Expression du salarié sur Internet
La liberté d’expression, fondement de nos sociétés démocratiques, est consacrée par de nombreux textes ; article 10 de la convention européenne des droits de l’homme, article 11 de la déclaration des droits de l’homme et du citoyen.
Chacun sait que le contrat de travail peut restreindre les libertés individuelles et collectives et les droits des personnes qu’à la stricte condition que ces restrictions soient justifiées par la nature de la tâche à accomplir et proportionnée au but recherché.
Le droit d’expression des salariés est renforcé par l’article L. 2281-1 du Code du travail qui leur accorde le bénéfice d’un droit à l’expression directe et collective sur le contenu, les conditions d’exercices et l’organisation de leur travail.
L’article L. 2281-3 du Code du travail protège les salariés des sanctions et licenciements fondés sur les opinions que les salariés émettent dans l’exercice du droit d’expression.
Mais cette liberté d’expression n’est pas absolue, et la Cour de cassation juge que l’exercice de la liberté d’expression peut constituer une faute s’il dégénère en abus.
L’abus est caractérisé par l’utilisation de termes injurieux, diffamatoires ou excessifs, définition qui offre donc une marge d’appréciation relativement importante aux juridictions.
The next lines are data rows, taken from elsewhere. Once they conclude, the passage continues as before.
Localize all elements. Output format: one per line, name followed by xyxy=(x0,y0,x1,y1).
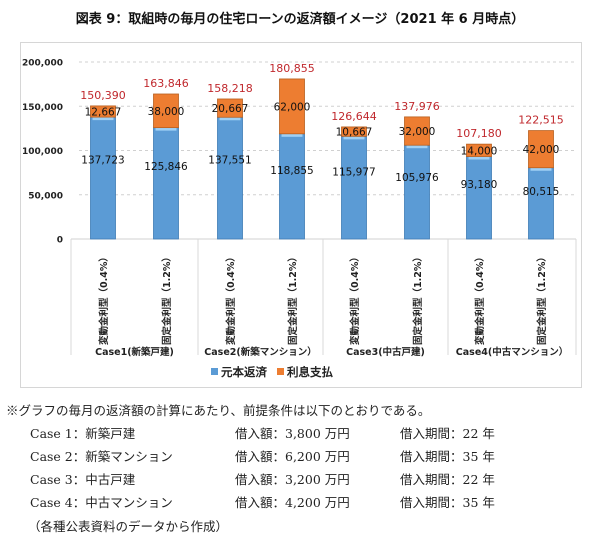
data-label: 93,180 xyxy=(461,179,498,191)
bar-interest xyxy=(217,98,243,118)
data-label: 125,846 xyxy=(144,161,188,173)
legend-label: 元本返済 xyxy=(221,365,267,379)
x-tick-label: 固定金利型（1.2%） xyxy=(161,252,173,345)
bar-interest xyxy=(466,143,492,157)
total-label: 107,180 xyxy=(456,127,502,140)
bar-interest xyxy=(528,130,554,169)
group-label: Case4(中古マンション） xyxy=(456,346,568,358)
case-period: 借入期間：35 年 xyxy=(400,449,495,464)
case-period: 借入期間：22 年 xyxy=(400,426,495,441)
bar-principal xyxy=(466,156,492,240)
bar-interest xyxy=(279,78,305,135)
case-name: Case 4：中古マンション xyxy=(30,495,173,510)
bar-highlight xyxy=(92,117,114,121)
x-tick-label: 変動金利型（0.4%） xyxy=(349,252,361,345)
data-label: 32,000 xyxy=(399,126,436,138)
data-label: 115,977 xyxy=(332,166,375,178)
chart-title: 図表 9：取組時の毎月の住宅ローンの返済額イメージ（2021 年 6 月時点） xyxy=(75,12,525,27)
y-tick-label: 0 xyxy=(57,236,63,246)
case-period: 借入期間：35 年 xyxy=(400,495,495,510)
data-label: 20,667 xyxy=(212,103,249,115)
bar-principal xyxy=(217,116,243,240)
legend-swatch xyxy=(211,368,218,375)
case-name: Case 2：新築マンション xyxy=(30,449,173,464)
data-label: 118,855 xyxy=(270,165,313,177)
data-label: 38,000 xyxy=(148,106,185,118)
total-label: 122,515 xyxy=(518,114,564,127)
notes-source: （各種公表資料のデータから作成） xyxy=(28,519,229,534)
bar-interest xyxy=(404,116,430,146)
bar-interest xyxy=(153,93,179,129)
group-label: Case3(中古戸建) xyxy=(346,346,425,358)
x-tick-label: 変動金利型（0.4%） xyxy=(98,252,110,345)
x-tick-label: 変動金利型（0.4%） xyxy=(474,252,486,345)
total-label: 150,390 xyxy=(80,89,126,102)
group-label: Case1(新築戸建) xyxy=(95,346,174,358)
notes-intro: ※グラフの毎月の返済額の計算にあたり、前提条件は以下のとおりである。 xyxy=(6,403,431,418)
y-tick-label: 200,000 xyxy=(22,59,63,69)
bar-highlight xyxy=(530,167,552,171)
total-label: 180,855 xyxy=(269,62,315,75)
bar-principal xyxy=(90,116,116,240)
x-tick-label: 固定金利型（1.2%） xyxy=(287,252,299,345)
case-name: Case 1：新築戸建 xyxy=(30,426,136,441)
bar-interest xyxy=(341,126,367,137)
total-label: 163,846 xyxy=(143,77,189,90)
y-tick-label: 100,000 xyxy=(22,147,63,157)
bar-highlight xyxy=(468,156,490,160)
data-label: 105,976 xyxy=(395,172,439,184)
x-tick-label: 固定金利型（1.2%） xyxy=(536,252,548,345)
case-amount: 借入額：3,200 万円 xyxy=(235,472,350,487)
bar-principal xyxy=(404,144,430,240)
bar-principal xyxy=(528,167,554,240)
bar-principal xyxy=(153,127,179,240)
data-label: 14,000 xyxy=(461,145,498,157)
bar-highlight xyxy=(219,117,241,121)
total-label: 137,976 xyxy=(394,100,440,113)
total-label: 126,644 xyxy=(331,110,377,123)
bar-highlight xyxy=(155,127,177,131)
data-label: 12,667 xyxy=(85,107,122,119)
stacked-bar-chart: 0 50,000 100,000 150,000 200,000 137,723 12,66… xyxy=(22,59,577,379)
legend-swatch xyxy=(277,368,284,375)
bar-highlight xyxy=(343,136,365,140)
chart-area: 0 50,000 100,000 150,000 200,000 137,723 12,66… xyxy=(20,42,582,388)
data-label: 137,551 xyxy=(208,155,251,167)
total-label: 158,218 xyxy=(207,82,253,95)
case-amount: 借入額：6,200 万円 xyxy=(235,449,350,464)
case-period: 借入期間：22 年 xyxy=(400,472,495,487)
data-label: 62,000 xyxy=(274,101,311,113)
y-tick-label: 50,000 xyxy=(28,191,63,201)
data-label: 10,667 xyxy=(336,127,373,139)
bar-interest xyxy=(90,105,116,118)
data-label: 42,000 xyxy=(523,144,560,156)
data-label: 137,723 xyxy=(81,154,124,166)
bar-highlight xyxy=(281,133,303,137)
y-tick-label: 150,000 xyxy=(22,103,63,113)
case-amount: 借入額：4,200 万円 xyxy=(235,495,350,510)
bar-highlight xyxy=(406,145,428,149)
case-name: Case 3：中古戸建 xyxy=(30,472,136,487)
group-label: Case2(新築マンション） xyxy=(204,346,316,358)
legend-label: 利息支払 xyxy=(286,365,333,379)
x-tick-label: 変動金利型（0.4%） xyxy=(225,252,237,345)
data-label: 80,515 xyxy=(523,186,560,198)
x-tick-label: 固定金利型（1.2%） xyxy=(412,252,424,345)
bar-principal xyxy=(341,135,367,240)
bar-principal xyxy=(279,133,305,240)
case-amount: 借入額：3,800 万円 xyxy=(235,426,350,441)
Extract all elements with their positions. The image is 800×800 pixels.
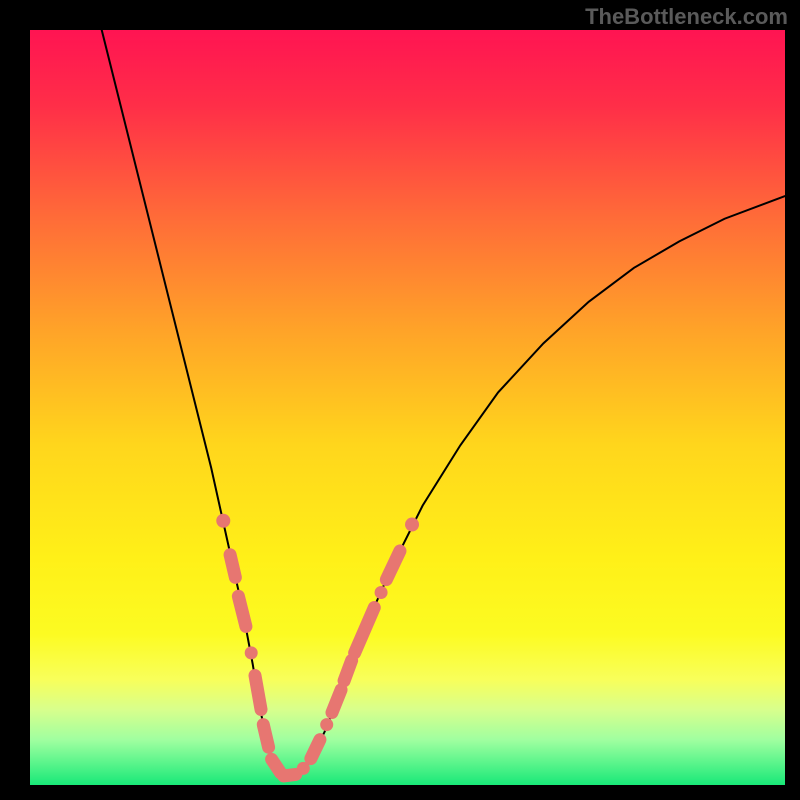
marker-capsule [311, 740, 320, 759]
marker-capsule [255, 676, 261, 710]
marker-dot [245, 646, 258, 659]
marker-capsule [238, 596, 246, 626]
marker-dot [375, 586, 388, 599]
marker-capsule [344, 660, 352, 680]
chart-container: TheBottleneck.com [0, 0, 800, 800]
marker-capsule [284, 774, 296, 776]
plot-area [30, 30, 785, 785]
marker-dot [216, 514, 230, 528]
marker-capsule [332, 690, 341, 713]
plot-svg [30, 30, 785, 785]
marker-dot [320, 718, 333, 731]
plot-background [30, 30, 785, 785]
marker-dot [405, 518, 419, 532]
marker-capsule [263, 725, 268, 748]
marker-capsule [230, 555, 235, 578]
watermark-text: TheBottleneck.com [585, 4, 788, 30]
marker-capsule [272, 759, 281, 773]
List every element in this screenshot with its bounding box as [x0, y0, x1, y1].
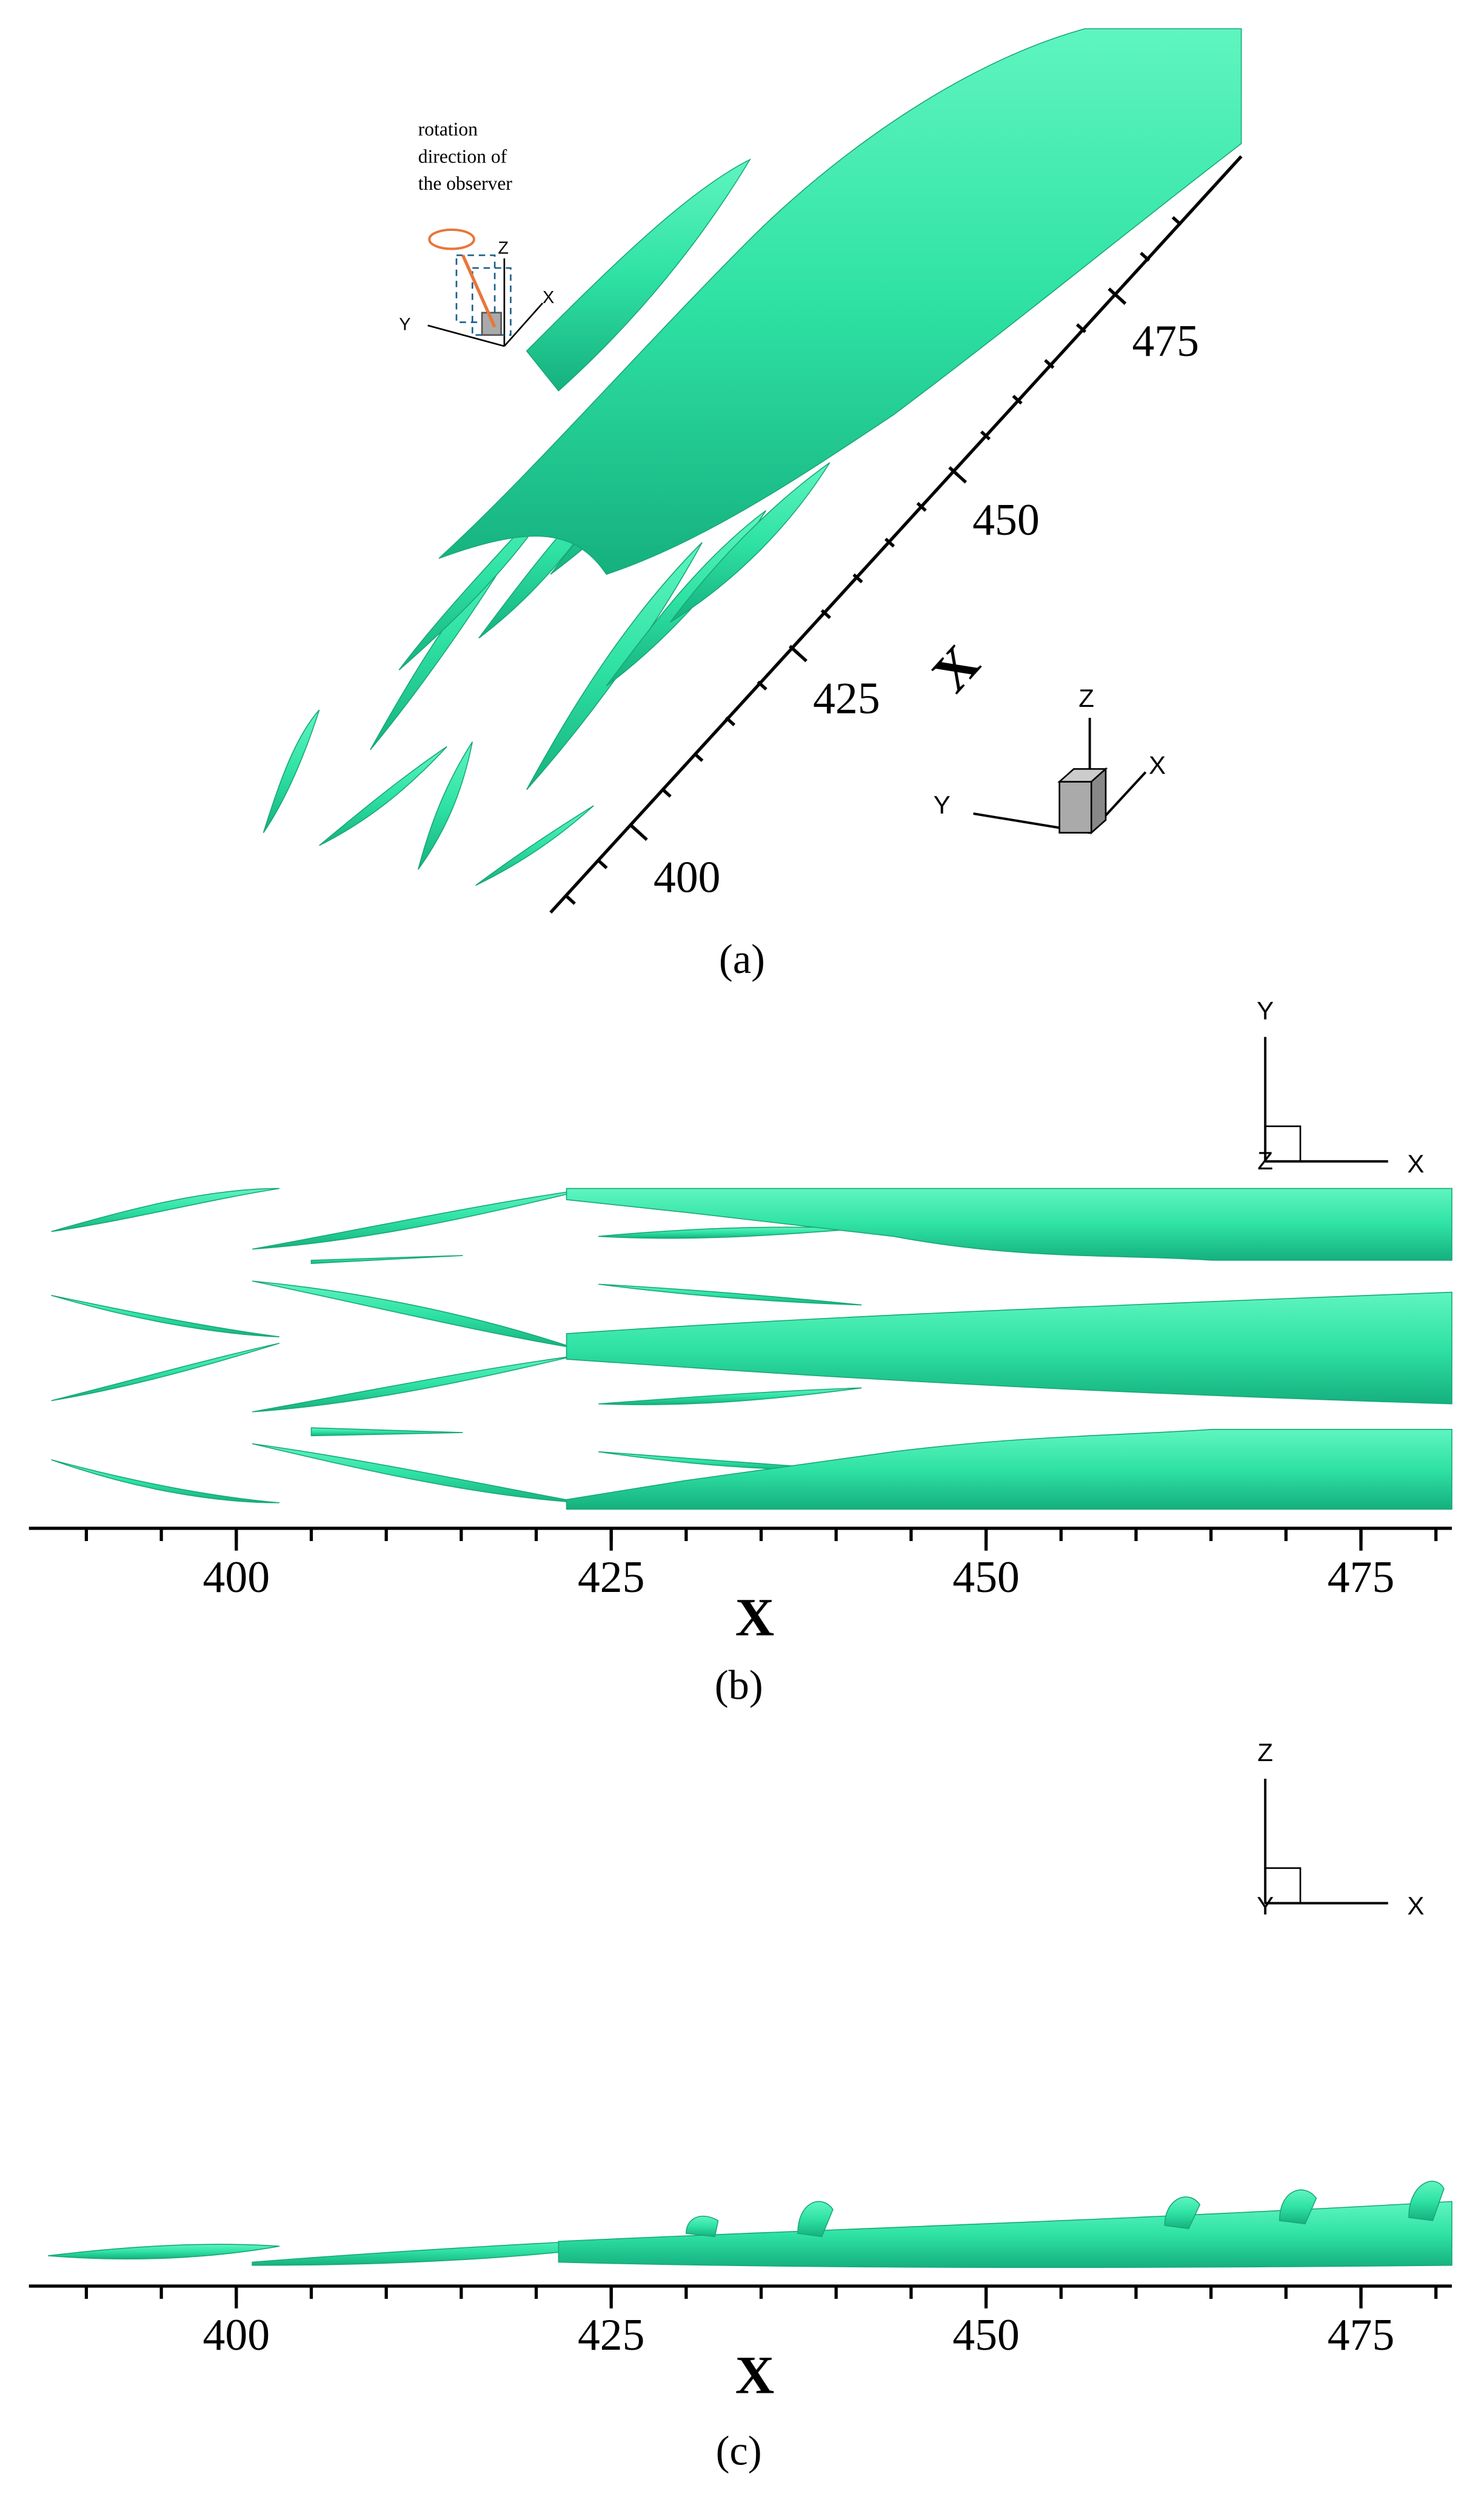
minor-tick	[565, 895, 576, 905]
triad-label: Z	[1078, 684, 1094, 712]
tick-label: 450	[972, 495, 1040, 544]
tick-label: 425	[578, 2310, 645, 2359]
tick-label: 425	[578, 1552, 645, 1602]
axis-label: X	[735, 2345, 775, 2405]
annotation: the observer	[418, 173, 513, 194]
minor-tick	[724, 716, 736, 726]
axis-line	[549, 155, 1243, 914]
minor-tick	[757, 680, 767, 691]
triad-b	[1264, 1037, 1388, 1163]
minor-tick	[1140, 252, 1151, 262]
minor-tick	[948, 466, 959, 476]
minor-tick	[597, 859, 608, 869]
minor-tick	[1108, 287, 1118, 298]
annotation: rotation	[418, 119, 478, 140]
axis-label: X	[920, 634, 991, 703]
tick-label: 475	[1328, 2310, 1395, 2359]
tick-label: 400	[203, 1552, 270, 1602]
minor-tick	[1075, 323, 1087, 333]
caption: (c)	[716, 2428, 762, 2474]
minor-tick	[1171, 216, 1182, 226]
tick-label: 400	[203, 2310, 270, 2359]
minor-tick	[916, 502, 927, 512]
caption: (a)	[719, 936, 765, 982]
triad-label: Y	[1257, 1891, 1274, 1920]
triad-label: Z	[1257, 1738, 1273, 1767]
triad-label: Z	[1257, 1146, 1273, 1175]
tick-label: 450	[952, 2310, 1020, 2359]
caption: (b)	[715, 1662, 763, 1708]
tick-label: 425	[813, 674, 880, 723]
minor-tick	[1044, 359, 1055, 369]
inset-triad-a	[427, 228, 544, 347]
tick-label: 400	[653, 852, 721, 901]
triad-label: Y	[934, 791, 951, 819]
tick-label: 475	[1132, 316, 1199, 366]
minor-tick	[820, 609, 831, 620]
minor-tick	[661, 787, 672, 798]
triad-label: Y	[399, 315, 410, 335]
vortex-structures-c	[48, 2181, 1452, 2268]
triad-label: X	[1149, 751, 1166, 779]
minor-tick	[693, 752, 704, 762]
tick-label: 475	[1328, 1552, 1395, 1602]
triad-a	[973, 718, 1147, 835]
minor-tick	[1012, 395, 1023, 405]
minor-tick	[789, 644, 800, 655]
triad-label: X	[543, 288, 554, 307]
minor-tick	[852, 573, 863, 584]
vortex-structures-b	[51, 1188, 1452, 1510]
tick-label: 450	[952, 1552, 1020, 1602]
minor-tick	[884, 537, 895, 548]
triad-label: X	[1407, 1891, 1424, 1920]
triad-label: Z	[498, 238, 509, 258]
minor-tick	[629, 823, 640, 834]
triad-label: Y	[1257, 997, 1274, 1025]
minor-tick	[980, 430, 991, 441]
axis-label: X	[735, 1587, 775, 1647]
vortex-structures-a	[262, 28, 1242, 886]
annotation: direction of	[418, 145, 507, 167]
triad-c	[1264, 1779, 1388, 1905]
triad-label: X	[1407, 1149, 1424, 1178]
Les règles sont strictement identiques en matière d’expression sur internet.
La Cour de cassation vient de rendre une décision en ce sens.
Il s’agissait d’un électricien licencié pour faute grave pour avoir indiqué sur un site internet dénommé « miroir social » que l’un de ses collègues de travail avait été sanctionné pour « avoir soi-disant mal répondu à son chef d’équipe, motif monté de toutes pièces », ou encore que lui et ses collègues avaient subi « chantage et menaces déguisées ».
La Cour d’appel de Rennes avait jugé que les propos tenus par le salarié ne caractérisaient pas un abus de la liberté d’expression et avait considéré que le licenciement était sans cause réelle et sérieuse.
La Cour de cassation rappelle que l’exercice de la liberté d’expression des salariés en dehors de l’entreprise ne peut justifier un licenciement que s’il dégénère en abus.
Elle ajoute que la Cour d’appel, a exactement retenu que le fait pour un salarié de s’interroger, dans le cadre d’une situation de conflit et par la voie d’un site internet revêtant un caractère quasiment confidentiel, sur le licenciement de l’un de ses collègues, sans que les propos incriminés soient injurieux ou vexatoires, n’excédait pas les limites de la liberté d’expression.
Donc oui, juridiquement les salariés peuvent émettre des opinions positives ou négatives sur leur entreprise sur Internet, sous réserve que ces propos ne soient pas diffamatoires, injurieux, excessifs.